Perché dans un village de montagne en Grèce, Bearcave (La caverne de l’ours) trace les contours sensibles d’une amitié féminine où s’éveille un amour inavoué. Le film, premier long métrage des coréalisateurs Stergios Dinopoulos et Krysianna Papadakis, s’inspire à la fois des mythes anciens et des réalités contemporaines pour livrer un récit à la fois poétique, sensuel et profondément queer.
Au cœur du récit, Argyro, une agricultrice au caractère bien trempé, partage tout avec son amie Anneta, la coqueluche du village et manucure locale. Mais quand Anneta annonce qu’elle est enceinte et qu’elle s’apprête à quitter Tirna avec son petit ami policier, Argyro propose une dernière aventure : gravir la montagne voisine à la recherche d’une grotte mythique où, dit-on, les femmes peuvent renaître. Ce voyage devient une quête spirituelle et amoureuse. Avant qu’Argyro ait le courage d’avouer ses sentiments, Anneta part pour la ville — et la laisse en ruine. Mais dans sa nouvelle vie, prisonnière d’une belle-famille étouffante, Anneta comprend bientôt que son destin est ailleurs.


Une mythologie queer et féministe
Les montagnes grecques, témoins silencieux de millénaires de récits héroïques, deviennent ici le théâtre d’une autre forme de courage : celui de s’aimer en dehors des conventions. Bearcave revisite les codes du mythe pour en faire un terrain d’émancipation féminine et de désir interdit. L’ascension vers la grotte, métaphore d’un passage entre le réel et le sacré, agit comme un miroir intérieur : les héroïnes cherchent à s’élever, à se retrouver, à s’affranchir de ce que le monde attend d’elles.
À travers leur complicité, Dinopoulos et Papadakis sondent la frontière trouble entre amitié, amour et transformation. Leur mise en scène, volontairement ambiguë, laisse planer le mystère sur les véritables sentiments des deux femmes, tout en laissant affleurer la tendresse, la jalousie et le manque. Le film ne cherche pas à tout expliquer : il invite plutôt à ressentir, à observer ces élans du cœur qui échappent à toute logique.
Une esthétique envoûtante
Tourné dans des paysages ruraux rarement montrés au cinéma grec, Bearcave se distingue par sa beauté visuelle.
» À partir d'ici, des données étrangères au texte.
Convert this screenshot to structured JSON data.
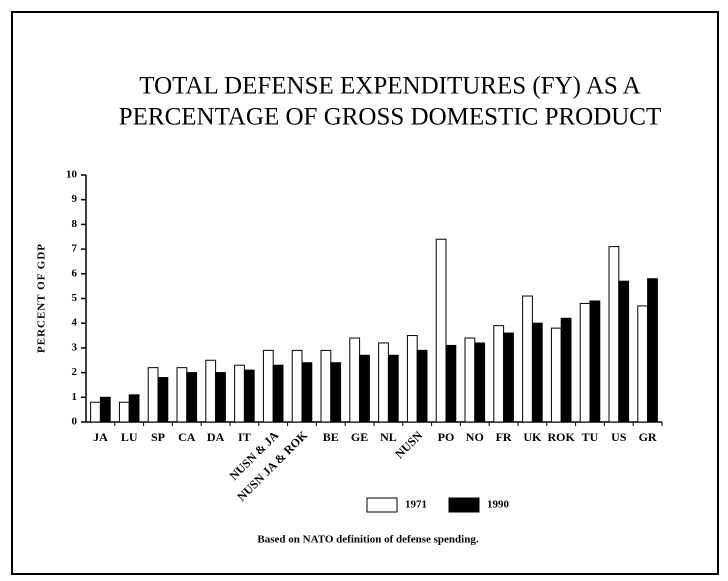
{
  "chart_data": {
    "type": "bar",
    "title": [
      "TOTAL DEFENSE EXPENDITURES (FY) AS A",
      "PERCENTAGE OF GROSS DOMESTIC PRODUCT"
    ],
    "y_label": "PERCENT OF GDP",
    "footnote": "Based on NATO definition of defense spending.",
    "categories": [
      "JA",
      "LU",
      "SP",
      "CA",
      "DA",
      "IT",
      "NUSN & JA",
      "NUSN JA & ROK",
      "BE",
      "GE",
      "NL",
      "NUSN",
      "PO",
      "NO",
      "FR",
      "UK",
      "ROK",
      "TU",
      "US",
      "GR"
    ],
    "series": [
      {
        "name": "1971",
        "color": "#ffffff",
        "values": [
          0.8,
          0.8,
          2.2,
          2.2,
          2.5,
          2.3,
          2.9,
          2.9,
          2.9,
          3.4,
          3.2,
          3.5,
          7.4,
          3.4,
          3.9,
          5.1,
          3.8,
          4.8,
          7.1,
          4.7
        ]
      },
      {
        "name": "1990",
        "color": "#000000",
        "values": [
          1.0,
          1.1,
          1.8,
          2.0,
          2.0,
          2.1,
          2.3,
          2.4,
          2.4,
          2.7,
          2.7,
          2.9,
          3.1,
          3.2,
          3.6,
          4.0,
          4.2,
          4.9,
          5.7,
          5.8
        ]
      }
    ],
    "ylim": [
      0,
      10
    ],
    "yticks": [
      0,
      1,
      2,
      3,
      4,
      5,
      6,
      7,
      8,
      9,
      10
    ]
  }
}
Lumières vibrantes, palette saturée, mouvements de caméra mesurés — chaque plan respire la majesté brute de la nature et la poésie du désordre intérieur. La musique, planante et mystérieuse, amplifie cette atmosphère de rêve éveillé où les émotions se confondent avec les éléments.
Si le film avance à un rythme contemplatif, sa lenteur n’est jamais vaine. Elle permet aux personnages, comme au spectateur, d’habiter le silence, de sentir le poids du non-dit et la force des liens qui se défont. Derrière sa structure volontairement opaque, Bearcave révèle peu à peu son cœur : un hommage à la fluidité des identités, à la puissance de l’amitié féminine et à la douleur de l’amour impossible.
Sous ses airs de fable pastorale, Bearcave est une œuvre profondément queer — un film sur les métamorphoses intérieures, la découverte du désir et la résistance à l’ordre établi. Dans le sillage d’Argyro et d’Anneta, Dinopoulos et Papadakis signent une ode à celles qui, entre terre et ciel, apprennent à se reconnaître, à se perdre et à renaître.